Trump adia visita à Dinamarca após ver recusada a compra da Gronelândia

Presidente norte-americano não gostou que a primeira-ministra dinamarquesa Mette Frederiksen mostrasse não ter interesse em discutir a venda da Gronelândia

Donald Trump anunciou na madrugada desta quarta-feira que vai adiar a visita oficial à Dinamarca, marcada para 2 e 3 de setembro, na sequência de comentários da primeira-ministra dinamarquesa, Mette Frederiksen, que mostrou não ter interesse em discutir a possível venda da Gronelândia aos Estados Unidos.

"A Dinamarca é um país muito especial, com pessoas incríveis mas, com base nos comentários da primeira-ministra Mette Frederiksen, que mostrou não ter interesse em discutir a compra da Gronelândia, irei adiar o nosso encontro, agendado para daqui a duas semanas...", publicou num primeiro tweet.

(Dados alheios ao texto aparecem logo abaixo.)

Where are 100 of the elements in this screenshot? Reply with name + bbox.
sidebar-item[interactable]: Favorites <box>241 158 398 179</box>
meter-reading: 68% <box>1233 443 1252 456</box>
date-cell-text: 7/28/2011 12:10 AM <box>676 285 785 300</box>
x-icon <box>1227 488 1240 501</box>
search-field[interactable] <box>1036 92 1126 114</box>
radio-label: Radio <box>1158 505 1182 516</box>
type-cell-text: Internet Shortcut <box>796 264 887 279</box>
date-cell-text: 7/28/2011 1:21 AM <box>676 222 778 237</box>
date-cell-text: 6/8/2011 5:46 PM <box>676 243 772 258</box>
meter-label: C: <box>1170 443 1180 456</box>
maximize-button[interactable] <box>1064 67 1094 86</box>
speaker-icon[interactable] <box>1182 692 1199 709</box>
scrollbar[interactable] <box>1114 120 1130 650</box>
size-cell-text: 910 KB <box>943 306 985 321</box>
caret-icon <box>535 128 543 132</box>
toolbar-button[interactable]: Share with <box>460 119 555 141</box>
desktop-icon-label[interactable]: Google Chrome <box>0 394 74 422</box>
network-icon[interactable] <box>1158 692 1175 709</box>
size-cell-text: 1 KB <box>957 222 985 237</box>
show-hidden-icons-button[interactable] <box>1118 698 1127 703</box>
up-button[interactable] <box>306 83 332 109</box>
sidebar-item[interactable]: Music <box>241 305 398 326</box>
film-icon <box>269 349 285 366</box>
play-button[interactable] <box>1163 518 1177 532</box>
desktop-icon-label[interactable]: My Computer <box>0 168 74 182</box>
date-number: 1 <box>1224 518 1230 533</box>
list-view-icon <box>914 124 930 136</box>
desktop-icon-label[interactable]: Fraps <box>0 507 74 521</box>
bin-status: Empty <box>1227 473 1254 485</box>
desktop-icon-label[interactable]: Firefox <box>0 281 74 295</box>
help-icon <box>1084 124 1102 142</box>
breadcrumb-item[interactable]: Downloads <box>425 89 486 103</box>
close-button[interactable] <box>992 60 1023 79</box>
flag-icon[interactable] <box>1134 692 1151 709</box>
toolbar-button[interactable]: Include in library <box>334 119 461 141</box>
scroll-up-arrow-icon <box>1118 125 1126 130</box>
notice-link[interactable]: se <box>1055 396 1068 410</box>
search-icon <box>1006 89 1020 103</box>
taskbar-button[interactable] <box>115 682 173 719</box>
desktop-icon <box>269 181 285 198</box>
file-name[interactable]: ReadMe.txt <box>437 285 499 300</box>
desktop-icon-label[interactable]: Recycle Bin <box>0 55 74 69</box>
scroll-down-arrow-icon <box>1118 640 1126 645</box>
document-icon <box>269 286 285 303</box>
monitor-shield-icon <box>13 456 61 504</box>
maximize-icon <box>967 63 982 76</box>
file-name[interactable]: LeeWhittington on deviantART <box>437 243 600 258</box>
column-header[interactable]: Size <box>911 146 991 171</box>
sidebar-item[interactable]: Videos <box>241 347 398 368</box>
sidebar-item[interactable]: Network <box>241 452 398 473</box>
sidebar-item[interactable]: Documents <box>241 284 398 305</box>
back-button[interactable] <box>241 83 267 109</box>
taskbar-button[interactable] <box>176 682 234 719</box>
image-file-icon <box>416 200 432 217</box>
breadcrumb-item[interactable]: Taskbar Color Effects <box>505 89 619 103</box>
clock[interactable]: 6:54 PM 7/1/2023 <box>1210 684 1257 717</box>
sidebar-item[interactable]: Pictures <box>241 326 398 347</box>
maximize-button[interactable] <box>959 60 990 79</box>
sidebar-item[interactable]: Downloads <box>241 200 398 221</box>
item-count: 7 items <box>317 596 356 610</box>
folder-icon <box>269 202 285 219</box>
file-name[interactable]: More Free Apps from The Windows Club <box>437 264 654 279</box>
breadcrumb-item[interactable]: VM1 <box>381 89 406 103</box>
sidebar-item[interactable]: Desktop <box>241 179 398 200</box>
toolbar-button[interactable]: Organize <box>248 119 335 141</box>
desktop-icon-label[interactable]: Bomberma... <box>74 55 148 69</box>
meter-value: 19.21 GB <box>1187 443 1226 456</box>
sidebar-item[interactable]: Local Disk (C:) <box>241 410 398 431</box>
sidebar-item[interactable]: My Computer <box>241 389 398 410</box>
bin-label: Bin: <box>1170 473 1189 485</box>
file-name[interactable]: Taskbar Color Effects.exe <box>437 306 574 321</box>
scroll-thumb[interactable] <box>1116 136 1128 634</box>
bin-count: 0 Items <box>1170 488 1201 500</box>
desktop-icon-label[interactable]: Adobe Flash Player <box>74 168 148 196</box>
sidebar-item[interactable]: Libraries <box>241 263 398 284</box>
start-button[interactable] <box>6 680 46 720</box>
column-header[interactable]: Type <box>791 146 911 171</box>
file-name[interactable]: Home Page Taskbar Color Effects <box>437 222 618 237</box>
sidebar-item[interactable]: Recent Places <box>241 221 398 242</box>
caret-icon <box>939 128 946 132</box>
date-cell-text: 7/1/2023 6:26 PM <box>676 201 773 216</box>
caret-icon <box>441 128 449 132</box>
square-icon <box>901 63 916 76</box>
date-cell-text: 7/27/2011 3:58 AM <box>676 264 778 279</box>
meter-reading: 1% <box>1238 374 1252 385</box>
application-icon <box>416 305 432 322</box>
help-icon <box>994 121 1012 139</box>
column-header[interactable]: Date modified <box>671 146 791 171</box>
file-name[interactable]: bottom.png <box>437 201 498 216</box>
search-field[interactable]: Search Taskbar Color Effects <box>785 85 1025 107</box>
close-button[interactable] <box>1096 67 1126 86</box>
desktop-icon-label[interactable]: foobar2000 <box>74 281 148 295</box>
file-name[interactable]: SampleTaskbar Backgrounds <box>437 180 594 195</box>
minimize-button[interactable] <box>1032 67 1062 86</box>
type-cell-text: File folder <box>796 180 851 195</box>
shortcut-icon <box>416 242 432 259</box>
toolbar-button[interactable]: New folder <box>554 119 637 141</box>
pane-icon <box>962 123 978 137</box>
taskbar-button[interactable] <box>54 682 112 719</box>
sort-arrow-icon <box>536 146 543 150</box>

"... A primeira-ministra poupou muito dinheiro e esforços tanto aos Estados Unidos como à Dinamarca ao ser tão directa. Agradeço-lhe e mal posso esperar por voltar a marcar esta reunião!", acrescentou o presidente norte-americano.

Na segunda-feira, Mette Frederiksen foi taxativa. "A Gronelândia não está à venda. A Gronelândia não é dinamarquesa, é da Gronelândia. Espero sinceramente que não tenham sido declarações sérias", disse Frederiksen à estação pública da Dinamarca (DR) quando questionada sobre os planos norte-americanos sobre a compra da ilha.

Estes comentários surgiram um dia depois de Donald Trump ter confirmado as notícias que foram publicadas na semana passada sobre os planos dos Estados Unidos para comprar a Gronelândia admitindo que a "ideia surgiu como conceito" apontado como "estrategicamente interessante".

Dinamarqueses em choque

A antiga primeira ministra dinamarquesa Kristian Jensen, que faz parte de um partido da oposição ao governo, mostrou-se em choque com o anúncio de Trump. "Autêntico caos com Donald Trump e o cancelamento da visita de estado à Dinamarca. Do desperdício de uma grande oportunidade para fortalecer o diálogo entre aliados a uma crise diplomática. Todos deviam saber que a Gronelândia não está à venda", afirmou no Twitter.

"É muito muito chocante, quando se trata de um aliado muito próximo e um bom amigo", disse Soren Espersen, o porta-voz dos assuntos estrangeiros do Partido do Povo, de extrema-direita.

"Isto mostra porque agora devemos mais do que nunca considerar os países da União Europeia como os nossos aliados mais próximos. O homem é imprevisível. A realidade ultrapassa a ficção", frisou Morten Ostergaard, líder do Partido Social Liberal.

A Gronelândia tem desde o referendo de 1979 estatuto de autonomia, com competências próprias exceto nas áreas de defesa, política externa e emissão de moeda, entre outras áreas, incluindo a impossibilidade de pedir o direito à autodeterminação.

Durante a ocupação da Dinamarca pela Alemanha nazi na Segunda Guerra Mundial (1939-1945) os Estados Unidos tomaram posições na Gronelândia e após o final do conflito instalaram uma base área militar estrategicamente importante durante a Guerra Fria e que continua ativa.

No passado, os Estados Unidos tentaram várias vezes comprar a maior ilha do mundo, a última vez foi em 1946 através de uma iniciativa do Presidente Truman.